I don't actually know how the hardware of a tensor accelerator works, but what I would imagine a "tensor core" to be, is thousands of identical execution units that can only do basic matrix math, and a basic pipeline that is much simpler than a typical CPU.

CPUs and GPUs have highly variable workloads and need a lot of specialized hardware on chip that may not always be in use. This wastes power and means you can't have any one task as densely or efficiently as a dedicated chip. If you're designing a dedicated chip, which has direct access to the main cpu memory (as the apple neural engine has), you can design the chip to directly (streaming) read a large matrix from memory, perform an operation on it, and store the result back into memory.

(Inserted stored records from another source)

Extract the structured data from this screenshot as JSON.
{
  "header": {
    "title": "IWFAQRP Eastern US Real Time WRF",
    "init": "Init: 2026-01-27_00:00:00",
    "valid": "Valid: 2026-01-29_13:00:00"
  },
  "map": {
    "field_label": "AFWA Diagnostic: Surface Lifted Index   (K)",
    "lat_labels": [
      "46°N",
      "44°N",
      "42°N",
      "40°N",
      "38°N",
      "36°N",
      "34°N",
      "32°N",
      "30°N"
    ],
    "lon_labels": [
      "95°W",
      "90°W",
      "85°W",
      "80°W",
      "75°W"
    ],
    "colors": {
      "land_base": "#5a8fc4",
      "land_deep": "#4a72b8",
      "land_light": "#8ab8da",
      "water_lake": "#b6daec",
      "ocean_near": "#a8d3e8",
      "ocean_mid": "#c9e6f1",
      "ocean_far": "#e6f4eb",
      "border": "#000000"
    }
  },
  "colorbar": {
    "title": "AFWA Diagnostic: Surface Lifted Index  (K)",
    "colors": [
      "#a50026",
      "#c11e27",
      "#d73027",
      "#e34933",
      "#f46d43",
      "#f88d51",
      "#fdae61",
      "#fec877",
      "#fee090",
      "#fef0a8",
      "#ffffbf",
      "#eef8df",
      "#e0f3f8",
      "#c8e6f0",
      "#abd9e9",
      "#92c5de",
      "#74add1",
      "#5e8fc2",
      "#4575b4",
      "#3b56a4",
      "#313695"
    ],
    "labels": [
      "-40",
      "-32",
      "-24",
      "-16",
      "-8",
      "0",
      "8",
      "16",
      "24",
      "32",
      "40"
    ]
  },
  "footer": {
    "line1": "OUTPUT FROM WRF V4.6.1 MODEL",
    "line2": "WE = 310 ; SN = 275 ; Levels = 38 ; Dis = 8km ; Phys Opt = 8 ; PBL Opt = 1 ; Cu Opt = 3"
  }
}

Normal CPUs and GPUs don't have this capability. They approximate matrix math with lots of individual instructions that just go through a pipeline, stall, cache miss, etc just to do a lot of floating point vector math and store the result back to memory. A dedicated chip can skip all the overhead and just tile efficient matrix math in thousands of execution units. That's why an NVIDIA A100 is 19 teraflops when doing normal floating point vector math, and 150 teraflops when doing fp16 matrix math. It has a section of chip dedicated to efficiently doing the required floating point operations en masse without overhead or extra cycles and cache for fetching instructions.